25th August 2020 – 5:53pm
For the second tournament in a row, Skadoodle will not be playing alongside his teammates from T1. He will therefore miss the Pop Flash, the last American tournament of the Ignition Series. Faced with questions from the community and the incomprehension of his fans, the player reacted on Twitter to give the reasons for his absence.
Skadoodle therefore wants to take a step back to improve. This is a surprising statement, to say the least, which deserves a little context.
The spirit of American teams to build Valorant teams appears to have some negative repercussions. We recently saw 100 Thieves get rid of 4 of its players following numerous defeats, to recruit nitr0 as new captain. Today, it's the more isolated case of Skadoodle at T1 which is being debated across the Atlantic.
T1 got very good results in the first Ignition Series in the United States. But since then, the team has struggled to make it past the group stages. Dominated by TSM, as well as Gen.G Esports or even Homeless (the new Dignitas), the team has not proven its worth for a while.
During a stream of food, we discovered a private conversation between him and his teammate crashies. The window was clearly not meant to be shown on Twitch, but it does show both T1 players blaming Skadoodle for team's recent disappointments.
Whether this is true or not, this shows a real division within T1 players. It's hard to progress or accomplish something when players no longer trust themselves and their performance. We can then wonder if Skadoodle's decision to take a step back to train other Agents was really his.
In any case, the situation is still particularly... strange. Skadoodle remains T1, but no longer plays with his teammates. He plays for other teams to get better over time. But shouldn't he improve by playing with his teammates? Missing an Ignition Series tournament looks like either a disavowal from his organisation, or an abandonment from Skadoodle. All of this is all the more strange as Skadoodle will be replaced by fRoD, who is none other than... fRoD, who is none other than... his coach. An incongruous situation that is difficult to imagine in any discipline. Separated from his coach and his teammates, Skadoodle seems relatively isolated.

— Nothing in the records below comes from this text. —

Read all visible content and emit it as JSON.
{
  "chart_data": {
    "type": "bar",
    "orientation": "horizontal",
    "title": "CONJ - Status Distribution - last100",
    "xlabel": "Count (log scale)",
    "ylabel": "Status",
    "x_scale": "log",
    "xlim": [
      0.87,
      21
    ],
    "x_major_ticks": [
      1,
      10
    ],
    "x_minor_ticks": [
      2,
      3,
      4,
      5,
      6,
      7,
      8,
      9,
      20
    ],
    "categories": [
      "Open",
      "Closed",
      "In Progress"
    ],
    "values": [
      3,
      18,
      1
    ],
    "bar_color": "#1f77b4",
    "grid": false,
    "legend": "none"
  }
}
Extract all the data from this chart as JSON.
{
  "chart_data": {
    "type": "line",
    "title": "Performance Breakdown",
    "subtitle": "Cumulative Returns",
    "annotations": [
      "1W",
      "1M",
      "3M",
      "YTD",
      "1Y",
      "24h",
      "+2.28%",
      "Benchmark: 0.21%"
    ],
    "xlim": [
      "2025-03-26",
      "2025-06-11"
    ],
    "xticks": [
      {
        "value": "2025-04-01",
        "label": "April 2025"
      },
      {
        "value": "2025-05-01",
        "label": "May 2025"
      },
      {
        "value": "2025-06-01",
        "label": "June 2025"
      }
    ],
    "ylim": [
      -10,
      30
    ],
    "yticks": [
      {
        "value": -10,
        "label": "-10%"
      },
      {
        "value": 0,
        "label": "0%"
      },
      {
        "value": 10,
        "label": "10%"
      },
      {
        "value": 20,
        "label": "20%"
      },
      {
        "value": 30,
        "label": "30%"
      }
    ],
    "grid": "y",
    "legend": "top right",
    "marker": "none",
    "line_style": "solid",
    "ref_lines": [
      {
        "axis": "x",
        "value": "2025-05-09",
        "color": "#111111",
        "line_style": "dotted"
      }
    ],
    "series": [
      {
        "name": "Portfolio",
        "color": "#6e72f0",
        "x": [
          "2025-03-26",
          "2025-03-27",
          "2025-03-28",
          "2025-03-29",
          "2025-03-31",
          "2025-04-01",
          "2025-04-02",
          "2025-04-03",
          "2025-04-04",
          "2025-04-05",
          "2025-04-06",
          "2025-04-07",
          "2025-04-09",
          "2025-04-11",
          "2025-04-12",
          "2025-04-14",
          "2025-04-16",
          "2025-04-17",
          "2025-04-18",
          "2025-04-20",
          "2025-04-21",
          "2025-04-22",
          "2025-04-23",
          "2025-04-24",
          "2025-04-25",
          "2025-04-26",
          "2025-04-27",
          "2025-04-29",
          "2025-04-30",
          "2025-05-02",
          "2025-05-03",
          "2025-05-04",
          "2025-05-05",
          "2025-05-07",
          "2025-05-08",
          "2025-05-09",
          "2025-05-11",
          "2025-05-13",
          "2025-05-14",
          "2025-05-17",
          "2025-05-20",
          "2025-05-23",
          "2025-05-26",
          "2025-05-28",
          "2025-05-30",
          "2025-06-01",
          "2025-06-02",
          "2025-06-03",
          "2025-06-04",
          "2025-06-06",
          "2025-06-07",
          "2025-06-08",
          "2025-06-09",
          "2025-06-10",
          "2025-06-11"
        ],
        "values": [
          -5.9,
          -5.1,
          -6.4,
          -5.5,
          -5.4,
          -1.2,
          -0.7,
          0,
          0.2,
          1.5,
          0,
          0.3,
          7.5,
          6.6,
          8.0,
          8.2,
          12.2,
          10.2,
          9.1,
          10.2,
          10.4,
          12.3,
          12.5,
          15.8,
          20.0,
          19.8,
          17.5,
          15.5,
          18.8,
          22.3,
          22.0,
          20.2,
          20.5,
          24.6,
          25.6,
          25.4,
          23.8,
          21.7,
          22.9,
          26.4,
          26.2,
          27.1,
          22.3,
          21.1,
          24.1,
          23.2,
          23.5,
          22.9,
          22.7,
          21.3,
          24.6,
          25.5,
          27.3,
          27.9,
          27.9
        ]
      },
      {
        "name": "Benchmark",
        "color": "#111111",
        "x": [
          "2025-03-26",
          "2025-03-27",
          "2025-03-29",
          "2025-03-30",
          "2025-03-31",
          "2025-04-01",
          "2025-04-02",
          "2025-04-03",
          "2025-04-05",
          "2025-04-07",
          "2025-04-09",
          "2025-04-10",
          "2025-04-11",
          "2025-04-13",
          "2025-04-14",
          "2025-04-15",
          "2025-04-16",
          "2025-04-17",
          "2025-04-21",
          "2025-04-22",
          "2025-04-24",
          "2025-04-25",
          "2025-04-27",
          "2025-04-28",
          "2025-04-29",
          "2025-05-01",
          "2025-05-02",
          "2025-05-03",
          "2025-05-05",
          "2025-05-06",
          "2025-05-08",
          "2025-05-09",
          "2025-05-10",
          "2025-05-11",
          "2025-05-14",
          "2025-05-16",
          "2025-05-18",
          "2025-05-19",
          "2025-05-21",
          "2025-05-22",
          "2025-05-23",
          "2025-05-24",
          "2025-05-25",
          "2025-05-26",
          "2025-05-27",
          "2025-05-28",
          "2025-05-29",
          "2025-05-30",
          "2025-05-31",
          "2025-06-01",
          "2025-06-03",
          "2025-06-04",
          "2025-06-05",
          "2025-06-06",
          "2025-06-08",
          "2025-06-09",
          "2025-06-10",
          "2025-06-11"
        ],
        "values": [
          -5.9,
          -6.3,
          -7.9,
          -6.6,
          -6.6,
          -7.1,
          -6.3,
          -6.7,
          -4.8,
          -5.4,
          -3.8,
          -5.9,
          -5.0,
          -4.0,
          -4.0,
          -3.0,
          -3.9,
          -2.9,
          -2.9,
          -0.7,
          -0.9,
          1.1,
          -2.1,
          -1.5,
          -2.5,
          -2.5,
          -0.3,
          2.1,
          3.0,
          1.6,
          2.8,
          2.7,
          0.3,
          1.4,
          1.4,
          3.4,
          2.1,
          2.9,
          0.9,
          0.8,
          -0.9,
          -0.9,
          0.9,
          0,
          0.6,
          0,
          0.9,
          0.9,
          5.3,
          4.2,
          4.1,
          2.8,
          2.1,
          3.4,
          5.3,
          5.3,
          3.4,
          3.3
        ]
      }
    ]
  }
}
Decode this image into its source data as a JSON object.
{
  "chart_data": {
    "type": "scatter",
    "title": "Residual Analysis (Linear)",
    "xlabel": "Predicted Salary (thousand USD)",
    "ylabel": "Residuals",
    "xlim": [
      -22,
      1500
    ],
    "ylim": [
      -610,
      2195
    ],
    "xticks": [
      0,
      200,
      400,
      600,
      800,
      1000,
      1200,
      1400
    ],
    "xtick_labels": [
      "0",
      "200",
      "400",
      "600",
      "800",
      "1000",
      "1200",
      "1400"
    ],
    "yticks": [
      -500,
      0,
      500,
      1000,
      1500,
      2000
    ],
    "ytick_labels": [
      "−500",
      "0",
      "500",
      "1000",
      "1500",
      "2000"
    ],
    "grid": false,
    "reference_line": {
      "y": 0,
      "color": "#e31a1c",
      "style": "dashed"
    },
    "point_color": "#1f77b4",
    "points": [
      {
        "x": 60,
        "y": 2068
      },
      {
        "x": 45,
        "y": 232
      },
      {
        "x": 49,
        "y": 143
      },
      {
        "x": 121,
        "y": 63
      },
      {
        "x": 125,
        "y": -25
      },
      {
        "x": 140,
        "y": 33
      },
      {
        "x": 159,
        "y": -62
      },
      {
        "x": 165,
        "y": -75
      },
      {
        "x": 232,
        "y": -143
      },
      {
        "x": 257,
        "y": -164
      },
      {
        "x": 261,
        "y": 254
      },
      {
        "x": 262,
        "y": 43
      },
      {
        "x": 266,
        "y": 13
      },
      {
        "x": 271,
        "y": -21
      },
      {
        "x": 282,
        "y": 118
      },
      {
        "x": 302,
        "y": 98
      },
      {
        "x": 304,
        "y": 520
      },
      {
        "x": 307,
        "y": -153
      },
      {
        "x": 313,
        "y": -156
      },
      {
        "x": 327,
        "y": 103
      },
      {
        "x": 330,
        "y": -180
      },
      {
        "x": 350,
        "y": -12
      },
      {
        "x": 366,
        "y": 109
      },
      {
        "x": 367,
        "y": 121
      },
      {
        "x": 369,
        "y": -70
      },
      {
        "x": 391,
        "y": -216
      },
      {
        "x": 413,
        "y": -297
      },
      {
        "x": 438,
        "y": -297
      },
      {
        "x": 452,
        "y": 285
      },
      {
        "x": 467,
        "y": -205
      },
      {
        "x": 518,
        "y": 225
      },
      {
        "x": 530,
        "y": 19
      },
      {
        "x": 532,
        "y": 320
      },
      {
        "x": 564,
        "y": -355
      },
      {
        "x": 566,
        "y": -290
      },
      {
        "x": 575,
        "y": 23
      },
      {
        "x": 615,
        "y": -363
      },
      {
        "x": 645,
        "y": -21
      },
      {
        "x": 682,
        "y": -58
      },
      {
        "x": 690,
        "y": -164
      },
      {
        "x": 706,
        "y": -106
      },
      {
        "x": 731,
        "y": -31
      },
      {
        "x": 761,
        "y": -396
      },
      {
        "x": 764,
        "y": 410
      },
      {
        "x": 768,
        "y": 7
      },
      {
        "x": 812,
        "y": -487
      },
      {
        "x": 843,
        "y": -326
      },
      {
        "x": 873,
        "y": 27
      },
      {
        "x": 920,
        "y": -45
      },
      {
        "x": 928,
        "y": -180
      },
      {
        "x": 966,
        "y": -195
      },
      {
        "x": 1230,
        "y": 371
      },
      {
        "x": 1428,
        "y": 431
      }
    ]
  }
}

This may be the first split between Counter-Strike players and Valorant players. While Counter-Strike has been played basically the same way for the past 20 years or so, Valorant is a recent and evolving game. The youth of Valorant means that there is still so much to discover in its gameplay and strategies. The fact that Valorant is regularly updated and new Agents are added impose real flexibility.
Let's be clear, Skadoodle clearly has nothing to prove in terms of FPS talent. Prior to signing with T1, Skadoodle was a star player of Counter-Strike who played for Cloud9. He has won countless tournaments and titles, including the E-League Major: Boston 2018. It's the transition to Valorant that seems complicated.
On Valorant, Skadoodle mostly plays Sage, with a relatively passive gameplay. But the meta of Valorant is hyper aggressive. It's based on the different Duelists to overtake the opponents. Jett, Phoenix and to some extent Reyna, are clearly the preferred Agents, backed by Playmakers like Omen, Sova or Raze. The efficiency (and therefore the popularity) of Sage has been in freefall for a few weeks now. Skadoodle's playstyle, focused solely on Sage, would therefore not be suitable for the current needs of a team.
Riot Games doesn't want it possible to ban Agents in competition, some players being too dependent on a particular character. In reality, true professionals of Valorant, those who will write its history in the long term, are the ones who will know how to adapt to meta's changes and master different playstyles. In a few months, when there will be even more Agents, it will be essential that each pro player is able to choose their Agent, not according to their own preferences, but according to the meta and the maps played. We're gradually starting to see this situation take shape in some teams, like TSM (which currently dominates the American scene, by the way). This functioning should become the norm.
In the meantime, we hope for Skadoodle that things will eventually work out. It's up to him to prove to his team and to those who support him that he definitely has his place in T1 and on the Valorant competitive scene. Otherwise, he could become the first real example of a player failing his transition.